こんにちは。
デイサービス長老大学 代表の澤本洋介(@sawamoto482)です。
高知のお正月と言えばやはり皿鉢料理!
今日は職員からの聞き書きのメモをご紹介します。
Aさん(80代男性・本山町)からの聞き書き
【皿鉢料理について】
内容はサバの姿寿司、巻き寿司、稲荷寿司(三角に作ったのできつね寿司とも言った)、甘くゆでた栗、粒あんの羊羹、切ったミカン、柿、野菜のてんぷら、サツマイモをつぶして巾着で形を整えたもの、なます。

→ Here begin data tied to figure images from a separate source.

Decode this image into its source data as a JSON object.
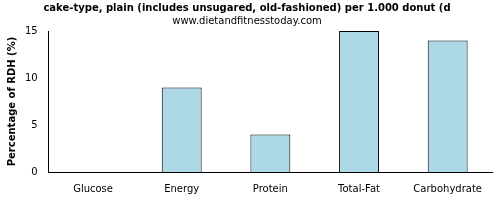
{
  "chart_data": {
    "type": "bar",
    "title": "cake-type, plain (includes unsugared, old-fashioned) per 1.000 donut (d",
    "subtitle": "www.dietandfitnesstoday.com",
    "y_label": "Percentage of RDH (%)",
    "categories": [
      "Glucose",
      "Energy",
      "Protein",
      "Total-Fat",
      "Carbohydrate"
    ],
    "values": [
      0,
      9,
      4,
      15,
      14
    ],
    "color": "#add8e6",
    "ylim": [
      0,
      15
    ],
    "yticks": [
      0,
      5,
      10,
      15
    ],
    "grid": false
  }
}
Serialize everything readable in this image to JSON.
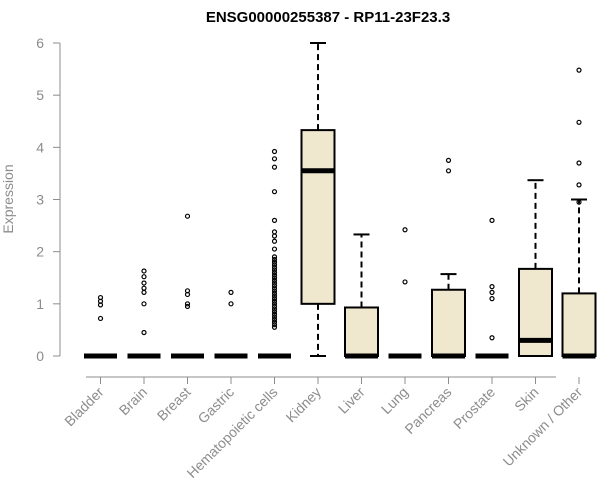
{
  "chart_data": {
    "type": "boxplot",
    "title": "ENSG00000255387 - RP11-23F23.3",
    "xlabel": "",
    "ylabel": "Expression",
    "ylim": [
      0,
      6
    ],
    "yticks": [
      0,
      1,
      2,
      3,
      4,
      5,
      6
    ],
    "grid": false,
    "legend": "none",
    "box_fill": "#efe8cf",
    "categories": [
      "Bladder",
      "Brain",
      "Breast",
      "Gastric",
      "Hematopoietic cells",
      "Kidney",
      "Liver",
      "Lung",
      "Pancreas",
      "Prostate",
      "Skin",
      "Unknown / Other"
    ],
    "boxes": [
      {
        "min": 0,
        "q1": 0,
        "median": 0,
        "q3": 0,
        "max": 0,
        "outliers": [
          0.72,
          0.98,
          1.05,
          1.12
        ]
      },
      {
        "min": 0,
        "q1": 0,
        "median": 0,
        "q3": 0,
        "max": 0,
        "outliers": [
          0.45,
          1.0,
          1.22,
          1.3,
          1.4,
          1.52,
          1.63
        ]
      },
      {
        "min": 0,
        "q1": 0,
        "median": 0,
        "q3": 0,
        "max": 0,
        "outliers": [
          0.95,
          1.0,
          1.18,
          1.25,
          2.68
        ]
      },
      {
        "min": 0,
        "q1": 0,
        "median": 0,
        "q3": 0,
        "max": 0,
        "outliers": [
          1.0,
          1.22
        ]
      },
      {
        "min": 0,
        "q1": 0,
        "median": 0,
        "q3": 0,
        "max": 0,
        "outliers": [
          0.55,
          0.6,
          0.65,
          0.7,
          0.75,
          0.8,
          0.85,
          0.9,
          0.95,
          1.0,
          1.05,
          1.1,
          1.15,
          1.2,
          1.25,
          1.3,
          1.35,
          1.4,
          1.45,
          1.5,
          1.55,
          1.6,
          1.65,
          1.7,
          1.75,
          1.8,
          1.85,
          1.9,
          2.05,
          2.2,
          2.3,
          2.38,
          2.6,
          3.15,
          3.62,
          3.78,
          3.92
        ]
      },
      {
        "min": 0,
        "q1": 1.0,
        "median": 3.55,
        "q3": 4.33,
        "max": 6.0,
        "outliers": []
      },
      {
        "min": 0,
        "q1": 0,
        "median": 0,
        "q3": 0.93,
        "max": 2.33,
        "outliers": []
      },
      {
        "min": 0,
        "q1": 0,
        "median": 0,
        "q3": 0,
        "max": 0,
        "outliers": [
          1.42,
          2.42
        ]
      },
      {
        "min": 0,
        "q1": 0,
        "median": 0,
        "q3": 1.27,
        "max": 1.57,
        "outliers": [
          3.55,
          3.75
        ]
      },
      {
        "min": 0,
        "q1": 0,
        "median": 0,
        "q3": 0,
        "max": 0,
        "outliers": [
          0.35,
          1.1,
          1.22,
          1.33,
          2.6
        ]
      },
      {
        "min": 0,
        "q1": 0,
        "median": 0.3,
        "q3": 1.67,
        "max": 3.37,
        "outliers": []
      },
      {
        "min": 0,
        "q1": 0,
        "median": 0,
        "q3": 1.2,
        "max": 3.0,
        "outliers": [
          2.95,
          3.28,
          3.7,
          4.48,
          5.48
        ]
      }
    ]
  }
}
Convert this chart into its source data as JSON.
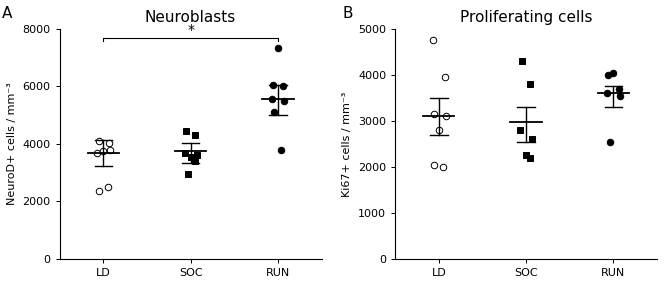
{
  "panel_A": {
    "title": "Neuroblasts",
    "ylabel": "NeuroD+ cells / mm⁻³",
    "groups": [
      "LD",
      "SOC",
      "RUN"
    ],
    "ylim": [
      0,
      8000
    ],
    "yticks": [
      0,
      2000,
      4000,
      6000,
      8000
    ],
    "LD": {
      "points": [
        3700,
        4050,
        4100,
        3800,
        3750,
        2350,
        2500
      ],
      "mean": 3700,
      "sem_low": 3250,
      "sem_high": 4150,
      "marker": "o",
      "facecolor": "white",
      "edgecolor": "black"
    },
    "SOC": {
      "points": [
        4450,
        4300,
        3700,
        3600,
        3550,
        3400,
        2950
      ],
      "mean": 3750,
      "sem_low": 3350,
      "sem_high": 4050,
      "marker": "s",
      "facecolor": "black",
      "edgecolor": "black"
    },
    "RUN": {
      "points": [
        7350,
        6050,
        6000,
        5550,
        5500,
        5100,
        3800
      ],
      "mean": 5550,
      "sem_low": 5000,
      "sem_high": 6050,
      "marker": "o",
      "facecolor": "black",
      "edgecolor": "black"
    },
    "sig_bracket": {
      "from": 0,
      "to": 2,
      "y": 7700,
      "label": "*"
    }
  },
  "panel_B": {
    "title": "Proliferating cells",
    "ylabel": "Ki67+ cells / mm⁻³",
    "groups": [
      "LD",
      "SOC",
      "RUN"
    ],
    "ylim": [
      0,
      5000
    ],
    "yticks": [
      0,
      1000,
      2000,
      3000,
      4000,
      5000
    ],
    "LD": {
      "points": [
        4750,
        3950,
        3150,
        3100,
        2800,
        2050,
        2000
      ],
      "mean": 3100,
      "sem_low": 2700,
      "sem_high": 3500,
      "marker": "o",
      "facecolor": "white",
      "edgecolor": "black"
    },
    "SOC": {
      "points": [
        4300,
        3800,
        2800,
        2600,
        2250,
        2200
      ],
      "mean": 2980,
      "sem_low": 2550,
      "sem_high": 3300,
      "marker": "s",
      "facecolor": "black",
      "edgecolor": "black"
    },
    "RUN": {
      "points": [
        4050,
        4000,
        3700,
        3600,
        3550,
        2550
      ],
      "mean": 3600,
      "sem_low": 3300,
      "sem_high": 3750,
      "marker": "o",
      "facecolor": "black",
      "edgecolor": "black"
    }
  },
  "background_color": "#ffffff",
  "panel_label_fontsize": 11,
  "title_fontsize": 11,
  "tick_fontsize": 8,
  "label_fontsize": 8
}
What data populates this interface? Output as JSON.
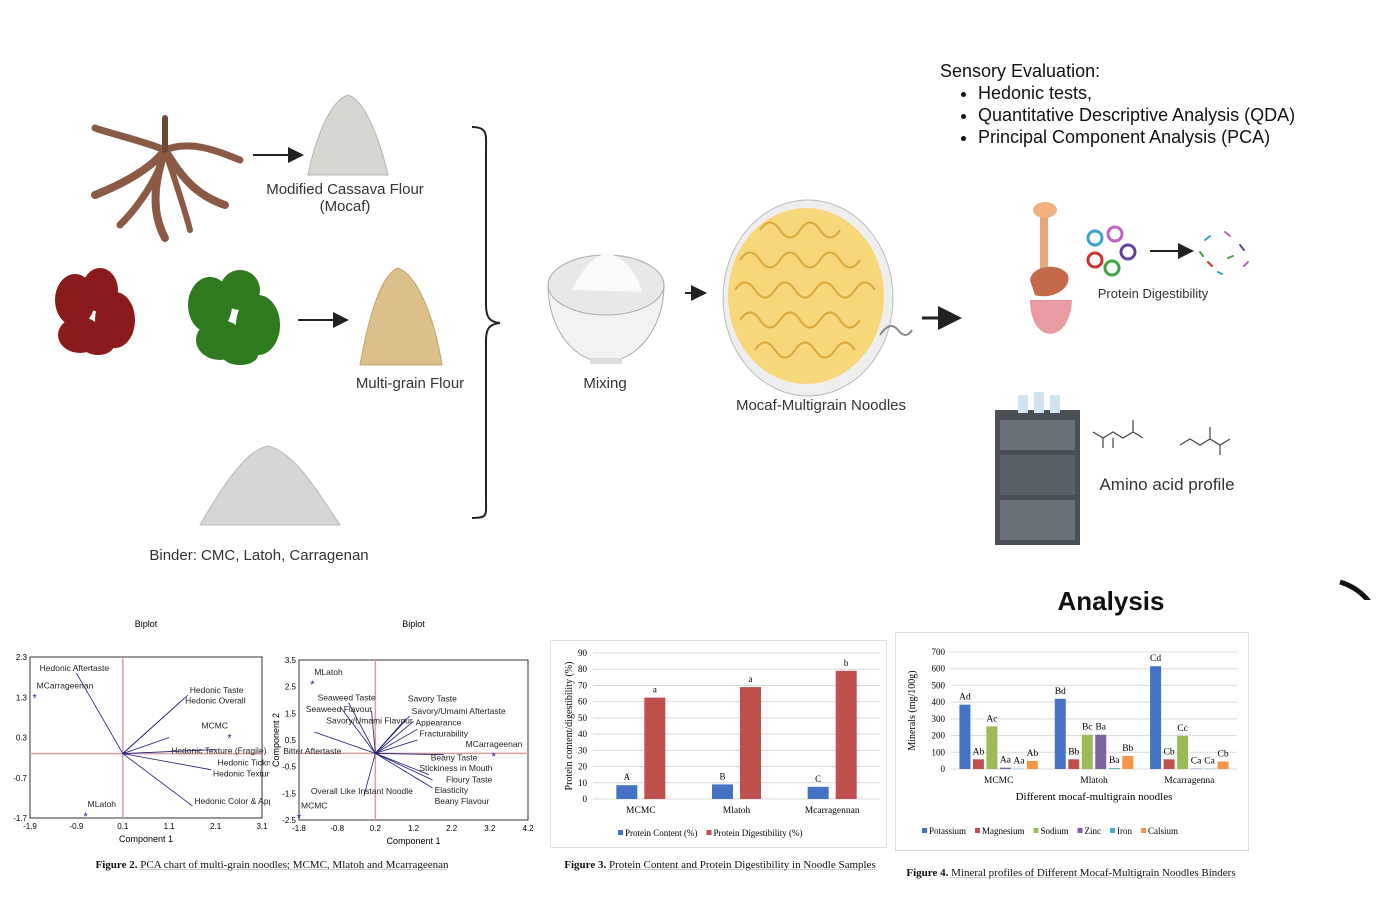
{
  "flow": {
    "mocaf_label_1": "Modified Cassava Flour",
    "mocaf_label_2": "(Mocaf)",
    "multigrain_label": "Multi-grain Flour",
    "binder_label": "Binder: CMC, Latoh, Carragenan",
    "mixing_label": "Mixing",
    "noodles_label": "Mocaf-Multigrain Noodles"
  },
  "sensory": {
    "title": "Sensory Evaluation:",
    "items": [
      "Hedonic tests,",
      "Quantitative Descriptive Analysis (QDA)",
      "Principal Component Analysis (PCA)"
    ]
  },
  "analysis_methods": {
    "protein_label": "Protein Digestibility",
    "amino_label": "Amino acid profile",
    "heading": "Analysis"
  },
  "colors": {
    "blue": "#4472c4",
    "red": "#c0504d",
    "green": "#9bbb59",
    "purple": "#8064a2",
    "teal": "#4bacc6",
    "orange": "#f79646",
    "pca_vector": "#1a1a7a",
    "pca_axis": "#d9a0a0"
  },
  "captions": {
    "fig2_label": "Figure 2.",
    "fig2_text": "PCA chart of multi-grain noodles; MCMC, Mlatoh and Mcarrageenan",
    "fig3_label": "Figure 3.",
    "fig3_text": "Protein Content and Protein Digestibility in Noodle Samples",
    "fig4_label": "Figure 4.",
    "fig4_text": "Mineral profiles of Different Mocaf-Multigrain Noodles Binders"
  },
  "chart_data": [
    {
      "type": "scatter",
      "title": "Biplot",
      "xlabel": "Component 1",
      "ylabel": "",
      "xlim": [
        -1.9,
        3.1
      ],
      "ylim": [
        -1.7,
        2.3
      ],
      "xticks": [
        "-1.9",
        "-0.9",
        "0.1",
        "1.1",
        "2.1",
        "3.1"
      ],
      "yticks": [
        "-1.7",
        "-0.7",
        "0.3",
        "1.3",
        "2.3"
      ],
      "origin": [
        0.1,
        -0.1
      ],
      "points": [
        {
          "label": "MCarrageenan",
          "x": -1.8,
          "y": 1.3
        },
        {
          "label": "MLatoh",
          "x": -0.7,
          "y": -1.65
        },
        {
          "label": "MCMC",
          "x": 2.4,
          "y": 0.3
        }
      ],
      "vectors": [
        {
          "label": "Hedonic Aftertaste",
          "x": -0.9,
          "y": 1.9
        },
        {
          "label": "Hedonic Taste",
          "x": 1.5,
          "y": 1.35
        },
        {
          "label": "Hedonic Overall",
          "x": 1.4,
          "y": 1.25
        },
        {
          "label": "Hedonic Texture (Fragile)",
          "x": 1.1,
          "y": 0.3
        },
        {
          "label": "Hedonic Tickness in Mouth",
          "x": 2.1,
          "y": 0.0
        },
        {
          "label": "Hedonic Texture (Elasticity)",
          "x": 2.0,
          "y": -0.5
        },
        {
          "label": "Hedonic Color & Appearance",
          "x": 1.6,
          "y": -1.4
        }
      ]
    },
    {
      "type": "scatter",
      "title": "Biplot",
      "xlabel": "Component 1",
      "ylabel": "Component 2",
      "xlim": [
        -1.8,
        4.2
      ],
      "ylim": [
        -2.5,
        3.5
      ],
      "xticks": [
        "-1.8",
        "-0.8",
        "0.2",
        "1.2",
        "2.2",
        "3.2",
        "4.2"
      ],
      "yticks": [
        "-2.5",
        "-1.5",
        "-0.5",
        "0.5",
        "1.5",
        "2.5",
        "3.5"
      ],
      "origin": [
        0.2,
        0.0
      ],
      "points": [
        {
          "label": "MLatoh",
          "x": -1.45,
          "y": 2.6
        },
        {
          "label": "MCMC",
          "x": -1.8,
          "y": -2.4
        },
        {
          "label": "MCarrageenan",
          "x": 3.3,
          "y": -0.1
        }
      ],
      "vectors": [
        {
          "label": "Seaweed Taste",
          "x": -0.5,
          "y": 1.9
        },
        {
          "label": "Seaweed Flavour",
          "x": -0.7,
          "y": 1.7
        },
        {
          "label": "Savory/Umami Flavour",
          "x": 0.1,
          "y": 1.6
        },
        {
          "label": "Savory/Umami Aftertaste",
          "x": 1.1,
          "y": 1.4
        },
        {
          "label": "Savory Taste",
          "x": 1.0,
          "y": 1.3
        },
        {
          "label": "Appearance",
          "x": 1.2,
          "y": 1.2
        },
        {
          "label": "Bitter Aftertaste",
          "x": -1.4,
          "y": 0.8
        },
        {
          "label": "Fracturability",
          "x": 1.3,
          "y": 0.9
        },
        {
          "label": "Stickiness in Mouth",
          "x": 1.3,
          "y": 0.5
        },
        {
          "label": "Floury Taste",
          "x": 2.0,
          "y": -0.05
        },
        {
          "label": "Beany Taste",
          "x": 1.6,
          "y": -0.8
        },
        {
          "label": "Elasticity",
          "x": 1.7,
          "y": -1.0
        },
        {
          "label": "Beany Flavour",
          "x": 1.7,
          "y": -1.3
        },
        {
          "label": "Overall Like Instant Noodle",
          "x": -0.1,
          "y": -1.6
        }
      ]
    },
    {
      "type": "bar",
      "title": "",
      "xlabel": "",
      "ylabel": "Protein content/digestibility (%)",
      "ylim": [
        0,
        90
      ],
      "yticks": [
        "0",
        "10",
        "20",
        "30",
        "40",
        "50",
        "60",
        "70",
        "80",
        "90"
      ],
      "categories": [
        "MCMC",
        "Mlatoh",
        "Mcarragennan"
      ],
      "legend": "bottom",
      "series": [
        {
          "name": "Protein Content (%)",
          "color": "#4472c4",
          "values": [
            8.5,
            9.0,
            7.5
          ],
          "labels": [
            "A",
            "B",
            "C"
          ]
        },
        {
          "name": "Protein Digestibility (%)",
          "color": "#c0504d",
          "values": [
            62.5,
            69.0,
            79.0
          ],
          "labels": [
            "a",
            "a",
            "b"
          ]
        }
      ]
    },
    {
      "type": "bar",
      "title": "",
      "xlabel": "Different mocaf-multigrain noodles",
      "ylabel": "Minerals (mg/100g)",
      "ylim": [
        0,
        700
      ],
      "yticks": [
        "0",
        "100",
        "200",
        "300",
        "400",
        "500",
        "600",
        "700"
      ],
      "categories": [
        "MCMC",
        "Mlatoh",
        "Mcarragenna"
      ],
      "legend": "bottom",
      "series": [
        {
          "name": "Potassium",
          "color": "#4472c4",
          "values": [
            385,
            420,
            615
          ],
          "labels": [
            "Ad",
            "Bd",
            "Cd"
          ]
        },
        {
          "name": "Magnesium",
          "color": "#c0504d",
          "values": [
            58,
            58,
            58
          ],
          "labels": [
            "Ab",
            "Bb",
            "Cb"
          ]
        },
        {
          "name": "Sodium",
          "color": "#9bbb59",
          "values": [
            255,
            205,
            198
          ],
          "labels": [
            "Ac",
            "Bc",
            "Cc"
          ]
        },
        {
          "name": "Zinc",
          "color": "#8064a2",
          "values": [
            8,
            205,
            2
          ],
          "labels": [
            "Aa",
            "Ba",
            "Ca"
          ]
        },
        {
          "name": "Iron",
          "color": "#4bacc6",
          "values": [
            2,
            5,
            2
          ],
          "labels": [
            "Aa",
            "Ba",
            "Ca"
          ]
        },
        {
          "name": "Calsium",
          "color": "#f79646",
          "values": [
            48,
            78,
            45
          ],
          "labels": [
            "Ab",
            "Bb",
            "Cb"
          ]
        }
      ]
    }
  ]
}
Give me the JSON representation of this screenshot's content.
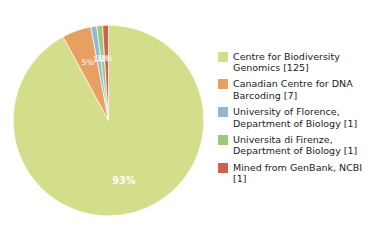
{
  "chart_data": {
    "type": "pie",
    "categories": [
      "Centre for Biodiversity\nGenomics [125]",
      "Canadian Centre for DNA\nBarcoding [7]",
      "University of Florence,\nDepartment of Biology [1]",
      "Universita di Firenze,\nDepartment of Biology [1]",
      "Mined from GenBank, NCBI [1]"
    ],
    "values": [
      93,
      5,
      1,
      1,
      1
    ],
    "value_labels": [
      "93%",
      "5%",
      "1%",
      "1%",
      "1%"
    ],
    "colors": [
      "#d4de8a",
      "#e8a060",
      "#90b8d8",
      "#9ec87a",
      "#d06050"
    ],
    "data_labels": true,
    "legend": "right"
  }
}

今どきのチャンバラ貝や派手な赤い羊羹や唐揚げはなかった。
サバの姿寿司は頭の部分は大人の取り合いだった。
七輪で焼いて香ばしくしてお酒と一緒に食べた。
酢でシメてあるので、焼くと香ばしさとお酢が混じっておいしい。
酒のつまみにはちょうど。
皿鉢はお正月以外にも婚礼の時には近所の主婦が集まって作った。
婚礼の時は正月の皿鉢以外に必ず鯛の活け造りがあった。
魚屋に頼んで、必ず1匹はあるようにした。
山間部なので生の魚を食べることはほとんどなかったが、鯛だけは生で出ることがあった。
戦時中以外はたまにぶりの刺身もあったが、裕福な家が食べることがある程度。
カツオは痛みが早いし、刺身で食べるようになったのは最近。
いつも食べるような魚は塩漬けが普通で、真っ白で魚が見えないほど塩をふってあった。
今の握り寿司も入りだしたのは戦後。
それまではサバの四角い押し寿司はあったけど、江戸前にぎりはみたことはない。
戦後も魚屋にりぐって(凝って)注文してにぎりをつくってもらう特別な感じだった。
普通の家庭ではしない。
生の魚のことを「ぶえん」とよんでいた。
多分無塩の事だと思うが、ぶえんぶえんと言っていたのを覚えている。
戦時中に一度魚を食べる機会があったが、塩は魚が見えないほど真っ白にふってあったが、蛆が沸いていて蛆をとりながら食べた記憶がある。
食べれない時期だったからおいしかったよ(笑)
【魚捕りについて】
子どもの頃は川でいろいろなものをとって食べてた。
もちろんうなぎもとってた。
うなぎは今でこそ高級品だけど、昔はそこら中に沢山いたので子どもが取ることが多かったと思う。
もちろん大人もとってたけど、子どもが簡単に取れるのがうなぎ。
釣り付けで置いとけば何匹もついてた。
40~50センチが多かった。
取った後は目をキリで刺して押さえて背を切る背割りにしてた。
七輪で塩を振って焼いて、焼けたら醤油をかけて食べていた。
子どもが自分で焼くことが多かったと思う。
そういえば、うなぎは特別なものではなかったので、皿鉢にはのっているのを見たことがない。
ヤツメウナギもよくとった。
ヤツメウナギは桜が咲くころに川を上るのでそのころにあると大人は堰をつくって上れないようにして横に籠の仕掛けをしてたくさん取っていた。
子どもは砂の中にいるヤツメを砂ごとすくって取ったりしてた。
どっさり取れるので取るのは簡単だった。
でもヤツメはうなぎよりだいぶ小さいから丸ごと焼いて食べていたので骨がガジガジして特別おいしいとは思わなかった。
ヤツメもうなぎと同じで塩を振ってから醤油で食べてた。
中にはりぐって食べてた人もいるかもしれないけど、自分の周りの人は皆醤油で食べてた。
沢蟹や川エビも沢山いたけど、大人から肺ジストマがいるから食べないようにと言われていたので食べてなかった。
肺ジストマはジストマ菌が肺に入って結核みたいになると言われていた。
エビは10センチ程度の大きさで川の中にワサワサいた。
今思うと食べたらおいしかったと思う。
さばの姿寿司の頭の部分、たしかに七輪で炙って食べたらおいしそう。
皆様もぜひ試してみてください。